Haudebourt-Lescot returned to Paris in 1816 after seven years in Rome and in 1820 she married Louis-Pierre Haudebourt, an architect she had met in Italy. As well as her regular appearances at the Salon, she received important commissions from the French government for the museum at Versailles, as well as from notable private patrons, such as the Duchess de Berry. She also taught painting to women of the Court. Haudebourt-Lescot was famous and lauded in her own lifetime, her paintings so popular that they were widely distributed as engravings. She was one of seven female artists featured in François Joseph Heim’s monumental painting depicting Charles X bestowing awards at the Salon of 1824 and in 1829 she modelled for David d’Angers, becoming a part of his pantheon of bronze portraits medallions representing the most illustrious artists and intellectuals of the age. The surprise engendered by her prodigious talents amongst her male contemporaries is best summed up by Augstin Jal in his review of the Salon of 1824: ‘Madame Haudebourt painted by herself…Truly, is this a painting by a woman? What firmness of tones and in the brush! This is a woman with real talent…!’[i]
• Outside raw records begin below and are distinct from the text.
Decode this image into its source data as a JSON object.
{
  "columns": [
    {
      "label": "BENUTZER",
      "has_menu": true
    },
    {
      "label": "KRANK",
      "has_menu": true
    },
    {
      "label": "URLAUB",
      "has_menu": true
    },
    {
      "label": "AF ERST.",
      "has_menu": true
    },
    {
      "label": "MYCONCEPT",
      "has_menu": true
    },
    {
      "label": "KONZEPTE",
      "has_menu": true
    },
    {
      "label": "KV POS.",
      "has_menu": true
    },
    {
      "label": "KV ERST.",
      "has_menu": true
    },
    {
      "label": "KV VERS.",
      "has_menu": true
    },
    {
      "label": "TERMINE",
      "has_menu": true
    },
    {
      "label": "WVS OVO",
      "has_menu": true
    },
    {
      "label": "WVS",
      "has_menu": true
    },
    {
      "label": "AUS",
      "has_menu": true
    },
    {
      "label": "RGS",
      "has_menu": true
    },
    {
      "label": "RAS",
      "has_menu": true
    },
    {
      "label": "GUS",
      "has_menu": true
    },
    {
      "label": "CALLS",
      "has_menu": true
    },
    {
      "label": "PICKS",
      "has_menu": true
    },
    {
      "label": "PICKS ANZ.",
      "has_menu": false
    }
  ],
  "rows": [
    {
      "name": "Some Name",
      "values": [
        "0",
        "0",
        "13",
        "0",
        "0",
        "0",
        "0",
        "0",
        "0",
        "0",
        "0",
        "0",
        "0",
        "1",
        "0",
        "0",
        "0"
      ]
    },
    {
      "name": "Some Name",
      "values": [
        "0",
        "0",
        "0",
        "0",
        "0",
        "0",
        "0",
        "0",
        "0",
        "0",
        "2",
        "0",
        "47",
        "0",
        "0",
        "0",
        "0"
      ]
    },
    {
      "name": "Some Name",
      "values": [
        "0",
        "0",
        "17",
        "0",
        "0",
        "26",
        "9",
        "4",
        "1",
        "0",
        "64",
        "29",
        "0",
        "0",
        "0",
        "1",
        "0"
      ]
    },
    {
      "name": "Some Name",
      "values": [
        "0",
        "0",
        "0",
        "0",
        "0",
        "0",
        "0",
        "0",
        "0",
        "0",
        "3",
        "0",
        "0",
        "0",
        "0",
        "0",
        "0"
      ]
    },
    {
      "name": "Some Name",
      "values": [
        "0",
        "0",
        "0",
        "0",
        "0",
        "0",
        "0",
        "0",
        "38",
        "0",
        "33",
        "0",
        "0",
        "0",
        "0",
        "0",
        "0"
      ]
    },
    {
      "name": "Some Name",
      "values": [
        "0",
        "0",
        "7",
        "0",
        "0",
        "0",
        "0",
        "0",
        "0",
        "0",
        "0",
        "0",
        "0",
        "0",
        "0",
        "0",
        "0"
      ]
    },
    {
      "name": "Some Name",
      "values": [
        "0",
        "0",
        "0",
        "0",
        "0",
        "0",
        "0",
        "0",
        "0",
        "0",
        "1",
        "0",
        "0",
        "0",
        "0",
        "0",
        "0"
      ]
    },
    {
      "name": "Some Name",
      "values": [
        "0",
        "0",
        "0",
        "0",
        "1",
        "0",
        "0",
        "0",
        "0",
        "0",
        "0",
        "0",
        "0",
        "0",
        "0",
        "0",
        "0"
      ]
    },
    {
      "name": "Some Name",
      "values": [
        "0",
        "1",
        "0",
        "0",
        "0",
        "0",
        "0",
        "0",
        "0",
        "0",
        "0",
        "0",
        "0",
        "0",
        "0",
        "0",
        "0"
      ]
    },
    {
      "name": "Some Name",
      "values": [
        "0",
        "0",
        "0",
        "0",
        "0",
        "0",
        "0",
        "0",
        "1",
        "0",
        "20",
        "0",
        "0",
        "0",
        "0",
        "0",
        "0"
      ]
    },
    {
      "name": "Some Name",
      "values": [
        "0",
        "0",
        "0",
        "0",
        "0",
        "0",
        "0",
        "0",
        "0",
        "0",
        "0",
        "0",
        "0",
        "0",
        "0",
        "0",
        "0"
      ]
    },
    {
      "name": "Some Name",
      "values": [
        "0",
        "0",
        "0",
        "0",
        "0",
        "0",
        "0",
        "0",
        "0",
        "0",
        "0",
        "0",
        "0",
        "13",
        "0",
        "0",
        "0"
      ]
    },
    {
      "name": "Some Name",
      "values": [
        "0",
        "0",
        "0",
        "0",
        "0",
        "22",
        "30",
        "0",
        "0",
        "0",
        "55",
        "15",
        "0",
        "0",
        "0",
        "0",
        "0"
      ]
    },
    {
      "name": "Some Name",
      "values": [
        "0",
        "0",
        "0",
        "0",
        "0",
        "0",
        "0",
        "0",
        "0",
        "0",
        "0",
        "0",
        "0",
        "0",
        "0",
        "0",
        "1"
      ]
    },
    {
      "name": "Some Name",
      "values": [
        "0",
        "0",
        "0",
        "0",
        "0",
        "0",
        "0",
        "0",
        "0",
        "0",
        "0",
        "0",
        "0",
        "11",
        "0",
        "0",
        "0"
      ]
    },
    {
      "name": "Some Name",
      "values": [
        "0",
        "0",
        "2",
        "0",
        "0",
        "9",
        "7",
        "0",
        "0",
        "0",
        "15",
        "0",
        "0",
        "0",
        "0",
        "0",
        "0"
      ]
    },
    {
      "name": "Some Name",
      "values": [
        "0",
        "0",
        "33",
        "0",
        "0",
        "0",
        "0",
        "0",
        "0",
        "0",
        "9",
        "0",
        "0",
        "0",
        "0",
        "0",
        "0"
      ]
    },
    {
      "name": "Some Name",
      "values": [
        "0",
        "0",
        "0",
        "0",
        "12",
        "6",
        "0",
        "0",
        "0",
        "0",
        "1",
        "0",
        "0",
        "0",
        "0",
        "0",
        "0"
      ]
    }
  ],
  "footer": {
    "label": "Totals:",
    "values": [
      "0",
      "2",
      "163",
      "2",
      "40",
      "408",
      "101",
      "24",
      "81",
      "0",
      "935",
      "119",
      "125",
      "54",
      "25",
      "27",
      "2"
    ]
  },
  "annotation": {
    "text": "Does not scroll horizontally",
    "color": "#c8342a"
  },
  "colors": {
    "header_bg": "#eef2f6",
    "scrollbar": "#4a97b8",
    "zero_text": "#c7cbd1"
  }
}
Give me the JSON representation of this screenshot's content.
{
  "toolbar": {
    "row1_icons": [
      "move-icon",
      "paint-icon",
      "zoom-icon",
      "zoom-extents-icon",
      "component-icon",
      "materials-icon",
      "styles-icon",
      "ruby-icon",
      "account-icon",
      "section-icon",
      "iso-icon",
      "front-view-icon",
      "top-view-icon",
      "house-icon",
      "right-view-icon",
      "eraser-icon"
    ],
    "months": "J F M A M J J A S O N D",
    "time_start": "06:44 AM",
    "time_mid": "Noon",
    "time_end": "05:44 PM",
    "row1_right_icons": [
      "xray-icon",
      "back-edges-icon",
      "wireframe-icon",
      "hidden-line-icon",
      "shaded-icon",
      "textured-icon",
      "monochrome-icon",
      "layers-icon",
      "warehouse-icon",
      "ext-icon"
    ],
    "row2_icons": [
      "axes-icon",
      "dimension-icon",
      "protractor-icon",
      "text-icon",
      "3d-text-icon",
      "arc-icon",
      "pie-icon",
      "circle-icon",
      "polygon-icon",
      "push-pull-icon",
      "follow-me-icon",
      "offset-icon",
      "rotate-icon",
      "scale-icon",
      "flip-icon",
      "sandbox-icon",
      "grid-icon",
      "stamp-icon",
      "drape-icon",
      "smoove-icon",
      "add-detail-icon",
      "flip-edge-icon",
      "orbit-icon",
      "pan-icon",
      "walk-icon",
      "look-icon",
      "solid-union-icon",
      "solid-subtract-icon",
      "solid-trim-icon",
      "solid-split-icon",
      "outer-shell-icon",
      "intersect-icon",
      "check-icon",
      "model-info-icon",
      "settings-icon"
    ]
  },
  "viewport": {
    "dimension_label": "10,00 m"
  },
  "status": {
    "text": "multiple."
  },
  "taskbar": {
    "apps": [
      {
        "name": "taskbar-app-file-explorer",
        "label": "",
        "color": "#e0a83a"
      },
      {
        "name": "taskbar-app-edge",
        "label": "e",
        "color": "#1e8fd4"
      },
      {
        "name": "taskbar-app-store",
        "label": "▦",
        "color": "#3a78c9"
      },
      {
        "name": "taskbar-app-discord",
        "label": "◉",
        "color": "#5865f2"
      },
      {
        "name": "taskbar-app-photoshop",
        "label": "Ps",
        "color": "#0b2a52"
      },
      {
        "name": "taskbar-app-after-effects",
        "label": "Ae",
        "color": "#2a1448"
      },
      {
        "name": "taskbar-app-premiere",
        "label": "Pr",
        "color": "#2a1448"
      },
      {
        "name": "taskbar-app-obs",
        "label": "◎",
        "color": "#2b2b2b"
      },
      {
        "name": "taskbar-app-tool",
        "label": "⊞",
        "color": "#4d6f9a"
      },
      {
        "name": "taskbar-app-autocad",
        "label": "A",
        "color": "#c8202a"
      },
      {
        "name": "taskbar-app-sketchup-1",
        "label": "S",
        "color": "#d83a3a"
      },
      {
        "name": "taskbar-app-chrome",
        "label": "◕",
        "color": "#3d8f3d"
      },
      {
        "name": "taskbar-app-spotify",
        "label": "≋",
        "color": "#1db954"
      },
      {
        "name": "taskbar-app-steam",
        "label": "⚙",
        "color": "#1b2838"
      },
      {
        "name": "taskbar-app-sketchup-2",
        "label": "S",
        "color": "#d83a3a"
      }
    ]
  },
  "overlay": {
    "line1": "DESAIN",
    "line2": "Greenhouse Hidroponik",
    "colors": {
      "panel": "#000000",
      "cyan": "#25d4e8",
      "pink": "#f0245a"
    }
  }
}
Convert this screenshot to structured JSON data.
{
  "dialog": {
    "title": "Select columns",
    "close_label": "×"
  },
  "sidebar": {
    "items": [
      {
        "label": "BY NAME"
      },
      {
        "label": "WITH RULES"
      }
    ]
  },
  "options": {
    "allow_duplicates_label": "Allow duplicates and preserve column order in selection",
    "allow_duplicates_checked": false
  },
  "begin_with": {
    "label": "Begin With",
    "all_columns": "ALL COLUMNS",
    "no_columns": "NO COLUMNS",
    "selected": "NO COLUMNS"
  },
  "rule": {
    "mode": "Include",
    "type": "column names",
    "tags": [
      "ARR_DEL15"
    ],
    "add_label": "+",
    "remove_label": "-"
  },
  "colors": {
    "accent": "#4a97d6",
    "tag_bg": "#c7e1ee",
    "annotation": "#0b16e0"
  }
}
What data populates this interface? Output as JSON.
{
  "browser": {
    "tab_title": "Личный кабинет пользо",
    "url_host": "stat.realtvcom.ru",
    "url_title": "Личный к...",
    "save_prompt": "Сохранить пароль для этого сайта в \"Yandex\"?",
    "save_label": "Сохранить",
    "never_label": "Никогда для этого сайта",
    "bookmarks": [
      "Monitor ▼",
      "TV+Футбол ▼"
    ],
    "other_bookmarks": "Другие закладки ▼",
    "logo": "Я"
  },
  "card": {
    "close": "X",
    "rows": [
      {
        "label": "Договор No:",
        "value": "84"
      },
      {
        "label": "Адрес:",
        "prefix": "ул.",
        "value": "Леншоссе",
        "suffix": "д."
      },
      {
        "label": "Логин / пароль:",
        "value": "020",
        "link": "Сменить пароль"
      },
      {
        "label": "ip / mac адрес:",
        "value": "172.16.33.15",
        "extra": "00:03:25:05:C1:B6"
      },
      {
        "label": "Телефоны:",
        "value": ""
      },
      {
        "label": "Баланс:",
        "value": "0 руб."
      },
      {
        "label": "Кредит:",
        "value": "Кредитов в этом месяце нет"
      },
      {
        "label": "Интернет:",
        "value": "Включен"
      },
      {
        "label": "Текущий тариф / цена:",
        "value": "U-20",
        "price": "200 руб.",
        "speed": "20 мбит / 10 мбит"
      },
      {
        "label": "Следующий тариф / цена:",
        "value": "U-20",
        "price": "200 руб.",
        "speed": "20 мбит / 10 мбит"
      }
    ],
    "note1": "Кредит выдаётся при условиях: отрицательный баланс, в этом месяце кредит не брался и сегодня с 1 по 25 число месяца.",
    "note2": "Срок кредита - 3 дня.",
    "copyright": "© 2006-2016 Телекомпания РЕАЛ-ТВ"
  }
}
Bursting with colour and vitality, the present work is a delightful example of Haudebourt-Lescot’s genre scenes and is related to a small painting by the artist in a private collection. Hiding out of sight behind a couple of trees, an elderly mother reassuringly wraps her arm around the waist of her tearful daughter, supporting her both emotionally and physically. The couple, in the timeworn contrast of youth with old-age, discreetly watch a joyful wedding procession exit a hilltop church in the Roman campana. The young woman’s lover, who had previously declared his undying love for her by carving an arrow-pierced heart below the word ‘Sempre’, has married another. However, the lush vegetation and blossoming flowers point renewal and regeneration – in the end, time heals all. An engraving entitled ‘L’Abandon’ after the painting was exhibited at the Salon in 1831, and therefore potentially gives an approximate date for both the painting and the watercolour, demonstrating Haudebourt-Lescot’s continued interest in Italian themes upon her return to France.

Footnotes

[i] A. Jal, Esquisses, croquis, pochades ou tout ce qu’on voudra sur le Salon de 1827, Paris 1828, p. 290.